In fixating on Shakespeare’s oeuvre, ferreting out the underlying myths that spelled out his doom and resuscitation, Hughes had found a twinning of his own sad tale. Shakespeare’s “flight from his wife, and his prolonged separation from her, is one of the dominant unsettled questions of his solitary existence,” Hughes proclaimed. Likewise, his flight from Sylvia Plath and her subsequent suicide, was only the first in a series of deaths that would encompass a man’s most intimate female relations: a wife; a lover, Assia Wevill; their daughter, Shura; and his own mother.
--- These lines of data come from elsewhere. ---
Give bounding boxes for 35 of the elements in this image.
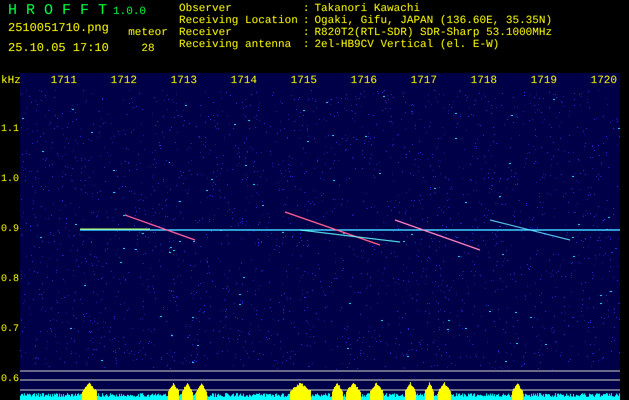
info-label: Receiver bbox=[179, 27, 233, 39]
x-axis-label: 1717 bbox=[410, 74, 438, 89]
info-value: Ogaki, Gifu, JAPAN (136.60E, 35.35N) bbox=[314, 15, 552, 27]
meteor-count: 28 bbox=[141, 43, 155, 56]
info-label: Observer bbox=[179, 3, 233, 15]
y-axis-label: 0.9 bbox=[1, 224, 20, 236]
info-separator: : bbox=[302, 15, 310, 27]
y-axis-label: 1.0 bbox=[1, 174, 20, 186]
info-value: Takanori Kawachi bbox=[314, 3, 422, 15]
info-label: Receiving Location bbox=[179, 15, 298, 27]
x-axis-label: 1720 bbox=[590, 74, 618, 89]
x-axis-label: 1716 bbox=[350, 74, 378, 89]
y-axis-label: 0.6 bbox=[1, 374, 20, 386]
info-value: 2el-HB9CV Vertical (el. E-W) bbox=[314, 39, 500, 51]
y-axis-label: 0.8 bbox=[1, 274, 20, 286]
filename-label: 2510051710.png bbox=[8, 21, 110, 35]
meteor-label: meteor bbox=[128, 27, 168, 40]
y-axis-label: 0.7 bbox=[1, 324, 20, 336]
info-separator: : bbox=[302, 27, 310, 39]
info-label: Receiving antenna bbox=[179, 39, 292, 51]
y-axis-label: 1.1 bbox=[1, 124, 20, 136]
info-value: R820T2(RTL-SDR) SDR-Sharp 53.1000MHz bbox=[314, 27, 552, 39]
axis-unit: kHz bbox=[1, 75, 21, 87]
x-axis-label: 1712 bbox=[110, 74, 138, 89]
info-separator: : bbox=[302, 3, 310, 15]
app-title: H R O F F T bbox=[8, 3, 108, 19]
x-axis-label: 1714 bbox=[230, 74, 258, 89]
version-label: 1.0.0 bbox=[113, 6, 146, 18]
x-axis-label: 1719 bbox=[530, 74, 558, 89]
datetime-label: 25.10.05 17:10 bbox=[8, 41, 110, 55]
x-axis-label: 1718 bbox=[470, 74, 498, 89]
info-separator: : bbox=[302, 39, 310, 51]
x-axis-label: 1711 bbox=[50, 74, 78, 89]
x-axis-label: 1715 bbox=[290, 74, 318, 89]
x-axis-label: 1713 bbox=[170, 74, 198, 89]
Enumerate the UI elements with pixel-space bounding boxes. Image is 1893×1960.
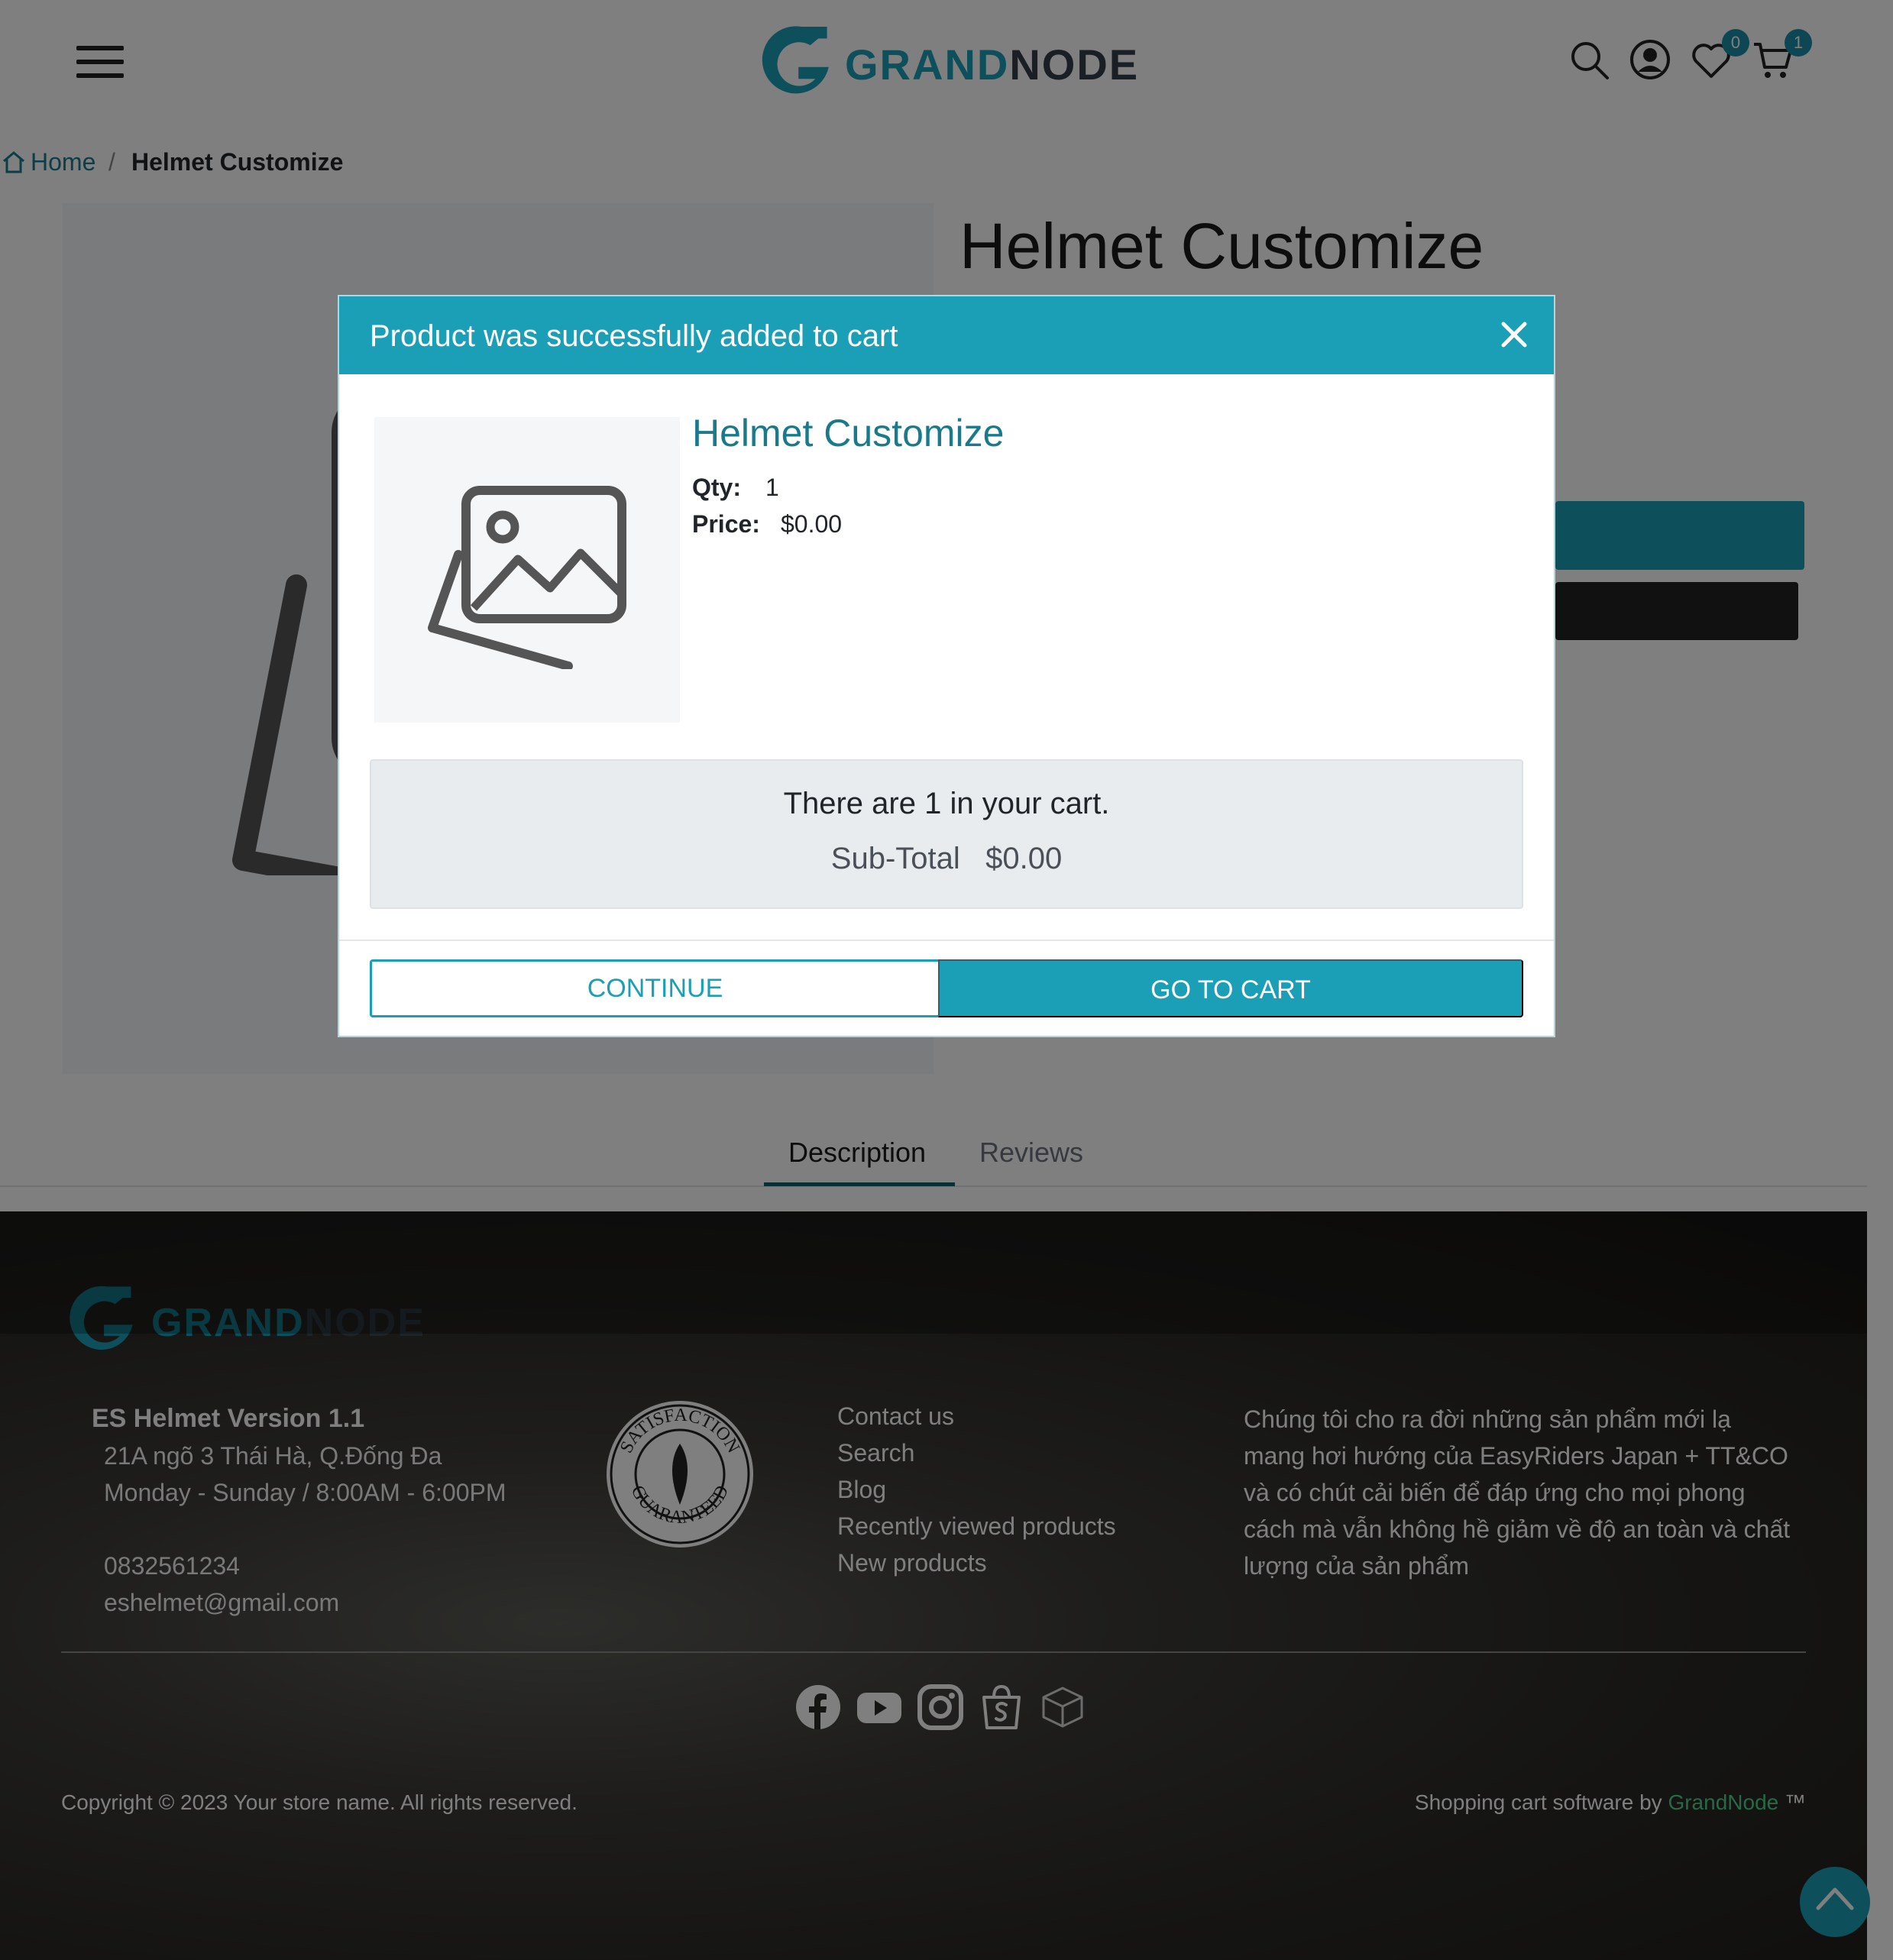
modal-header: Product was successfully added to cart [339,296,1554,374]
go-to-cart-button[interactable]: GO TO CART [938,959,1523,1017]
subtotal-line: Sub-Total $0.00 [371,842,1522,876]
price-label: Price: [692,510,760,538]
close-icon[interactable] [1493,313,1535,356]
subtotal-value: $0.00 [985,842,1063,875]
modal-footer-divider [339,940,1554,941]
modal-product-image [374,417,680,723]
price-value: $0.00 [781,510,843,538]
modal-product-name[interactable]: Helmet Customize [692,411,1004,455]
qty-value: 1 [765,474,779,501]
modal-title: Product was successfully added to cart [370,319,898,353]
add-to-cart-modal: Product was successfully added to cart H… [338,295,1555,1037]
qty-label: Qty: [692,474,741,501]
continue-button[interactable]: CONTINUE [370,959,938,1017]
subtotal-label: Sub-Total [830,842,960,875]
image-placeholder-icon [428,486,626,669]
modal-backdrop-band [0,1211,1867,1334]
cart-summary-box: There are 1 in your cart. Sub-Total $0.0… [370,759,1523,909]
cart-summary-text: There are 1 in your cart. [783,787,1110,820]
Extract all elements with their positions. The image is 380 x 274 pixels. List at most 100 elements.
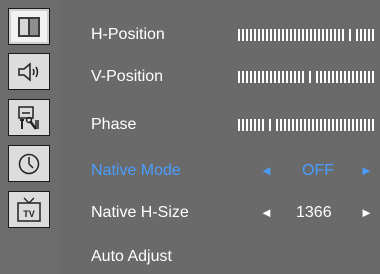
gauge-tick: [326, 29, 328, 41]
gauge-tick: [316, 71, 318, 83]
menu-item-label: Auto Adjust: [91, 248, 172, 265]
gauge-tick: [262, 29, 264, 41]
native-h-size-value: 1366: [296, 204, 332, 221]
tab-tv[interactable]: TV: [8, 191, 50, 228]
gauge-tick: [344, 119, 346, 131]
gauge-tick: [258, 29, 260, 41]
gauge-tick: [290, 71, 292, 83]
gauge-tick: [324, 119, 326, 131]
right-arrow-icon[interactable]: ►: [360, 148, 373, 194]
setup-tools-icon: [16, 105, 42, 131]
svg-text:TV: TV: [23, 209, 35, 219]
gauge-tick: [276, 119, 278, 131]
v-position-gauge[interactable]: [238, 71, 376, 83]
gauge-tick: [372, 119, 374, 131]
native-mode-value: OFF: [302, 162, 334, 179]
gauge-tick: [238, 71, 240, 83]
gauge-tick: [360, 119, 362, 131]
gauge-tick: [262, 71, 264, 83]
gauge-tick: [334, 29, 336, 41]
gauge-tick: [280, 119, 282, 131]
gauge-tick: [314, 29, 316, 41]
gauge-tick: [294, 29, 296, 41]
gauge-tick: [246, 29, 248, 41]
phase-gauge[interactable]: [238, 119, 376, 131]
gauge-tick: [368, 71, 370, 83]
gauge-tick: [320, 71, 322, 83]
gauge-tick: [332, 119, 334, 131]
gauge-tick: [250, 119, 252, 131]
gauge-tick: [304, 119, 306, 131]
gauge-tick: [318, 29, 320, 41]
gauge-tick: [352, 119, 354, 131]
right-arrow-icon[interactable]: ►: [360, 190, 373, 236]
tab-sound[interactable]: [8, 53, 50, 90]
gauge-tick: [278, 71, 280, 83]
gauge-tick: [364, 71, 366, 83]
tab-timer[interactable]: [8, 145, 50, 182]
gauge-tick: [356, 71, 358, 83]
gauge-tick: [360, 29, 362, 41]
tab-setup[interactable]: [8, 99, 50, 136]
menu-item-auto-adjust[interactable]: Auto Adjust: [62, 234, 380, 274]
menu-item-label: H-Position: [91, 26, 165, 43]
gauge-tick: [342, 29, 344, 41]
gauge-tick: [246, 119, 248, 131]
tv-icon: TV: [16, 196, 42, 224]
gauge-tick: [292, 119, 294, 131]
gauge-tick: [372, 71, 374, 83]
h-position-gauge[interactable]: [238, 29, 376, 41]
gauge-tick: [290, 29, 292, 41]
gauge-tick: [330, 29, 332, 41]
gauge-tick: [348, 119, 350, 131]
gauge-tick: [316, 119, 318, 131]
clock-icon: [17, 152, 41, 176]
osd-menu: TV H-Position V-Position Phase Native Mo…: [0, 0, 380, 274]
gauge-tick: [242, 71, 244, 83]
gauge-tick: [238, 119, 240, 131]
gauge-tick: [300, 119, 302, 131]
gauge-tick: [368, 119, 370, 131]
gauge-tick: [336, 71, 338, 83]
menu-item-v-position[interactable]: V-Position: [62, 54, 380, 100]
gauge-tick: [282, 71, 284, 83]
gauge-tick: [266, 71, 268, 83]
gauge-tick: [288, 119, 290, 131]
gauge-tick: [284, 119, 286, 131]
gauge-marker[interactable]: [269, 119, 271, 131]
gauge-tick: [302, 71, 304, 83]
gauge-tick: [246, 71, 248, 83]
menu-item-h-position[interactable]: H-Position: [62, 12, 380, 58]
gauge-tick: [298, 29, 300, 41]
gauge-tick: [324, 71, 326, 83]
gauge-tick: [254, 29, 256, 41]
gauge-tick: [360, 71, 362, 83]
gauge-tick: [372, 29, 374, 41]
gauge-tick: [338, 29, 340, 41]
speaker-icon: [16, 61, 42, 83]
menu-item-native-h-size[interactable]: Native H-Size ◄ 1366 ►: [62, 190, 380, 236]
gauge-tick: [270, 71, 272, 83]
left-arrow-icon[interactable]: ◄: [260, 190, 273, 236]
gauge-tick: [352, 71, 354, 83]
tab-picture[interactable]: [8, 8, 50, 45]
gauge-tick: [254, 71, 256, 83]
gauge-marker[interactable]: [309, 71, 311, 83]
gauge-tick: [278, 29, 280, 41]
gauge-tick: [298, 71, 300, 83]
menu-item-native-mode[interactable]: Native Mode ◄ OFF ►: [62, 148, 380, 194]
gauge-tick: [340, 119, 342, 131]
gauge-tick: [322, 29, 324, 41]
menu-content: H-Position V-Position Phase Native Mode …: [62, 0, 380, 274]
gauge-tick: [286, 29, 288, 41]
gauge-tick: [270, 29, 272, 41]
gauge-tick: [310, 29, 312, 41]
gauge-tick: [308, 119, 310, 131]
gauge-tick: [282, 29, 284, 41]
left-arrow-icon[interactable]: ◄: [260, 148, 273, 194]
gauge-tick: [348, 71, 350, 83]
gauge-tick: [274, 71, 276, 83]
gauge-marker[interactable]: [349, 29, 351, 41]
gauge-tick: [266, 29, 268, 41]
menu-item-phase[interactable]: Phase: [62, 102, 380, 148]
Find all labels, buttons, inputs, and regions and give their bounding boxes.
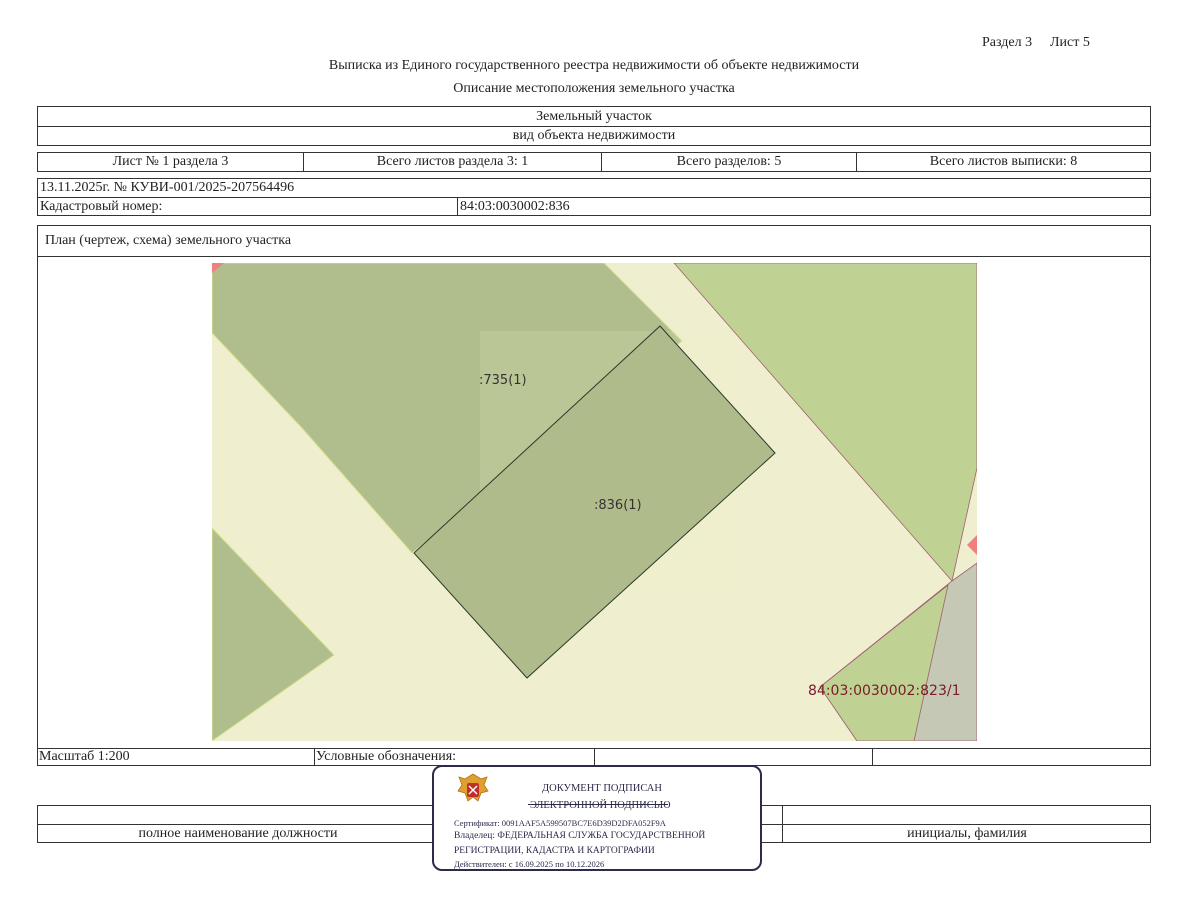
object-type-caption: вид объекта недвижимости	[512, 128, 676, 143]
total-section-sheets: Всего листов раздела 3: 1	[304, 153, 602, 171]
total-sections: Всего разделов: 5	[602, 153, 857, 171]
label-836: :836(1)	[594, 498, 642, 513]
extract-date-number: 13.11.2025г. № КУВИ-001/2025-207564496	[40, 180, 295, 195]
document-subtitle: Описание местоположения земельного участ…	[453, 81, 735, 96]
stamp-valid: Действителен: с 16.09.2025 по 10.12.2026	[454, 859, 605, 869]
stamp-line2: ЭЛЕКТРОННОЙ ПОДПИСЬЮ	[530, 800, 671, 811]
object-type-box: Земельный участок вид объекта недвижимос…	[37, 106, 1151, 146]
stamp-owner: Владелец: ФЕДЕРАЛЬНАЯ СЛУЖБА ГОСУДАРСТВЕ…	[454, 831, 706, 841]
e-signature-stamp: ДОКУМЕНТ ПОДПИСАН ЭЛЕКТРОННОЙ ПОДПИСЬЮ С…	[432, 765, 762, 871]
label-735: :735(1)	[479, 373, 527, 388]
coat-of-arms-icon	[457, 773, 489, 802]
sheet-of-section: Лист № 1 раздела 3	[38, 153, 304, 171]
stamp-owner-2: РЕГИСТРАЦИИ, КАДАСТРА И КАРТОГРАФИИ	[454, 846, 655, 856]
plan-title: План (чертеж, схема) земельного участка	[45, 233, 292, 248]
object-type: Земельный участок	[536, 109, 652, 124]
meta-box: 13.11.2025г. № КУВИ-001/2025-207564496 К…	[37, 178, 1151, 216]
sheet-number: Лист 5	[1050, 35, 1090, 50]
position-caption: полное наименование должности	[138, 826, 338, 841]
legend-label: Условные обозначения:	[316, 749, 457, 764]
name-caption: инициалы, фамилия	[907, 826, 1027, 841]
map-svg: :735(1) :836(1) 84:03:0030002:823/1	[212, 263, 977, 741]
section-number: Раздел 3	[982, 35, 1033, 50]
total-extract-sheets: Всего листов выписки: 8	[929, 154, 1078, 169]
sheets-row: Лист № 1 раздела 3 Всего листов раздела …	[37, 152, 1151, 172]
scale-label: Масштаб 1:200	[39, 749, 130, 764]
stamp-certificate: Сертификат: 0091AAF5A599507BC7E6D39D2DFA…	[454, 818, 666, 828]
cadastral-label: Кадастровый номер:	[40, 199, 163, 214]
cadastral-map: :735(1) :836(1) 84:03:0030002:823/1	[212, 263, 977, 741]
label-823: 84:03:0030002:823/1	[808, 683, 960, 699]
stamp-line1: ДОКУМЕНТ ПОДПИСАН	[542, 783, 662, 794]
document-title: Выписка из Единого государственного реес…	[328, 58, 860, 73]
cadastral-value: 84:03:0030002:836	[460, 199, 570, 214]
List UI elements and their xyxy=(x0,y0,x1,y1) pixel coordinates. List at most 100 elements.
Female corpses of Shakespearean proportion piled up at the feet of a broken, depressed poet.
Hughes says that Shakespeare “examines” and “corrects” his life by resuscitating the fallen female with “atonement, redemption and reconsecration in a sacred marriage of ‘new-born’ souls.” Likewise, Hughes will attain the status of one of the great poets of the twentieth century and Poet Laureate of England. The Female-affirming final sequence of Shakespeare’s oeuvre represents for Hughes a “crowning illumination” because it attempts to cure the bard’s personal wound as well as the religious rift in his society. Perhaps Hughes's Remains of Elmet and Birthday Letters had a similar effect on him, restoring the beloved mother and wife to him, without the curse of Medusa’s snare. Mother and wife take on their separate posthumous lives, extolled and molded by the poet’s imagination, freeing him, at last, from their mythic hold on him.
Plath says, “God is speaking through me” in Hughes’s poem “The God.” The Divine "Other" filled the vacuum left by her husband, who had replaced her father. In his Birthday Letters, Hughes neatly lays his wife’s soul to rest, on that little square of dream satin, producing some of his finest poetry along with the myth of his own innocence.
*See http://dbem.ws/FeelingFuture.pdf, in which Daryl J. Bem presents new scientific evidence on precognition and premonition. Next week, I will be attending the 2012 Toward a Science of Consciousness Conference in Tucson, Arizona, where this Cornell University professor will be speaking, along with Deepak Chopra and many others researchers and practitioners, at the interface of science and spirituality.